Chris will have copies of his books The Civil War at Perryville: Battling For the Bluegrass and The Stones River and Tullahoma Campaign: This Army Does Not Retreat and Last Stand on Bataan at the meeting.

Wednesday, January 8, 2020

Announcing Our 548th Meeting
Saturday, January 18,2020
The 25th Annual Frank Rankin Lecture

The Civil War: Kentucky’s Mercurial Path
Presented by Kent Masterson Brown 

We welcome back Kent Masterson Brown who will deliver the 25th Annual Frank Rankin Lecture. Kent was born in Lexington, Kentucky on February 5, 1949.  He is a 1971 graduate – and in 2014 named a distinguished graduate - of Centre College and received his juris doctor degree in 1974 from Washington and Lee University School of Law.  Kent has practiced law for forty-four years with offices in Lexington and Washington, DC.  Kent has published six books, all on the Civil War, including Cushing of Gettysburg: The Story of a Union Artillery Commander, Retreat from Gettysburg: Lee, Logistics and the Pennsylvania Campaign, and One of Morgan’s Men: The Memoirs of Lieutenant John M. Porter of the Ninth Kentucky Cavalry; they have been selections of the History Book Club and Military Book Club.  All of them have received rave reviews and numerous national awards.  He is currently writing George Gordon Meade and the Gettysburg Campaign, which will go to press in the summer of 2020.

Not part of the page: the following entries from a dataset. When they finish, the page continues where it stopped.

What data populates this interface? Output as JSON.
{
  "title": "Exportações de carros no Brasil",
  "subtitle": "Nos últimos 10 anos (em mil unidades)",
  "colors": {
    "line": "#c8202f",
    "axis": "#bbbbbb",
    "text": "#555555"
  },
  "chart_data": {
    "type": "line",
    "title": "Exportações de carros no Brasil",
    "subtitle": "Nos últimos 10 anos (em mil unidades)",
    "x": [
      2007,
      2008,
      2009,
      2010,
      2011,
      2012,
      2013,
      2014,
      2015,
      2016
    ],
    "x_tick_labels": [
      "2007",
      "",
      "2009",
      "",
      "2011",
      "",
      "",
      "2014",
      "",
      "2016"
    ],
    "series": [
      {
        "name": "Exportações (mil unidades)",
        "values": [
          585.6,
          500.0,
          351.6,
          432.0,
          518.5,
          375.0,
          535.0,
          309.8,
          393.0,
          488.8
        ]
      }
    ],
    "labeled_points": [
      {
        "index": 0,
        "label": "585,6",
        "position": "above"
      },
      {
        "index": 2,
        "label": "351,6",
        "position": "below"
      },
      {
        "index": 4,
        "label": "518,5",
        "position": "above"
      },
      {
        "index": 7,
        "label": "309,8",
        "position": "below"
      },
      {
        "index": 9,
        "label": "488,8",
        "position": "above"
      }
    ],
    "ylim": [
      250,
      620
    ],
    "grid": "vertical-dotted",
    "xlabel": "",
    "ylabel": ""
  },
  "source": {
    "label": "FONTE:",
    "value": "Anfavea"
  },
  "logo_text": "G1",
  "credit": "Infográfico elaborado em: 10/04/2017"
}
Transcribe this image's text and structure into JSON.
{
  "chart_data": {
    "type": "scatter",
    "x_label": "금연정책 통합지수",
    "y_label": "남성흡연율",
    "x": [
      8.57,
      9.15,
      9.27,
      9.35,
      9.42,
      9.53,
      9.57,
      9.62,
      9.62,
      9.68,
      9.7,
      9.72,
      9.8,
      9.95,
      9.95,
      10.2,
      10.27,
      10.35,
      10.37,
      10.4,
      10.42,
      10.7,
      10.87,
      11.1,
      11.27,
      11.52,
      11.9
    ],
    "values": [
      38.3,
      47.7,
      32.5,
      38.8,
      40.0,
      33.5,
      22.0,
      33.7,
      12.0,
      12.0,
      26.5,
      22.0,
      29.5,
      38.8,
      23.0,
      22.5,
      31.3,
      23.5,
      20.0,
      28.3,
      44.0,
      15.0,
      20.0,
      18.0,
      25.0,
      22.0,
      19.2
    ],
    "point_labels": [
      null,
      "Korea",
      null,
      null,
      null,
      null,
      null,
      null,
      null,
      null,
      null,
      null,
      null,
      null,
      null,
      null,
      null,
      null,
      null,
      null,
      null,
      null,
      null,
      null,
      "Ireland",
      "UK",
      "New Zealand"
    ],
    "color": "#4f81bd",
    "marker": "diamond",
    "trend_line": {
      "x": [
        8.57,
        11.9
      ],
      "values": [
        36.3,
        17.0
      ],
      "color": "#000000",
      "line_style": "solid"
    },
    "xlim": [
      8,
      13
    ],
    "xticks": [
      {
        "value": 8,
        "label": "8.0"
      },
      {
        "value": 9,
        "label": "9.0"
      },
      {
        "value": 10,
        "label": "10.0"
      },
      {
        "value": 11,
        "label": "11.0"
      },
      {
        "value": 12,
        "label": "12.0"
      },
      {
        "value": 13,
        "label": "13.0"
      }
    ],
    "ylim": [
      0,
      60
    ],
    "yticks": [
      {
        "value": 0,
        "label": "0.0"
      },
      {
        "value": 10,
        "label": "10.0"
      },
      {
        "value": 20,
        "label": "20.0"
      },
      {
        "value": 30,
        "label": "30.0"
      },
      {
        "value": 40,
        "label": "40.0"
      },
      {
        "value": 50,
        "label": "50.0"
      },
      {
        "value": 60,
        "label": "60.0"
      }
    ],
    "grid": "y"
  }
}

Kent has also written, hosted, and produced eight award-winning documentary films for public and cable television, including: Bourbon and Kentucky: A History Distilled, Henry Clay and the Struggle for the Union, Unsung Hero: The Horse in the Civil War, Daniel Boone and the Opening of the American West, and “I Remember The Old Home Very Well:” The Lincolns in Kentucky. All Kent’s films have been widely broadcast throughout the United States, Canada, and overseas. Two of his films, Daniel Boone and The Lincolns in Kentucky, won the regional television ratings when they were premiered on Kentucky Educational Television. All have won Telly Awards; Unsung Hero was nominated for an Emmy Award.

A nationally known speaker and Civil War battlefield guide, Kent was the first chairman of the Gettysburg National Military Park Advisory Commission and the first chairman of the Perryville (Kentucky) Battlefield Commission, a seat he held for eleven years overseeing the expansion of the Perryville Battlefield.  He served on the Abraham Lincoln Bicentennial Commission and is now a member of the Kentucky Film Commission.  He has also been a director of the Gettysburg Foundation.  Kent is now the President and Content Developer for the Witnessing History Education Foundation, Inc.  Kent lives in Lexington with his wife, Genevieve, and their three children, Annie Louise, Philip and Thomas.

The Civil War: Kentucky’s Mercurial Course
At the time of the secession crisis in the winter and spring of 1861, Kentucky had all the indicators of joining her sister slave States in seceding from the Union but did not.  Instead, Kentucky became, for all practical purposes, a Union State, even though 35,000 Kentuckians joined the Confederate armies.  By War’s end, Kentucky, as a State, believed it had embraced the wrong side, and, in the years after the War, became as ardently “Confederate” as its sister southern States.  It remains so all the way through the mid-twentieth century.  This is that story.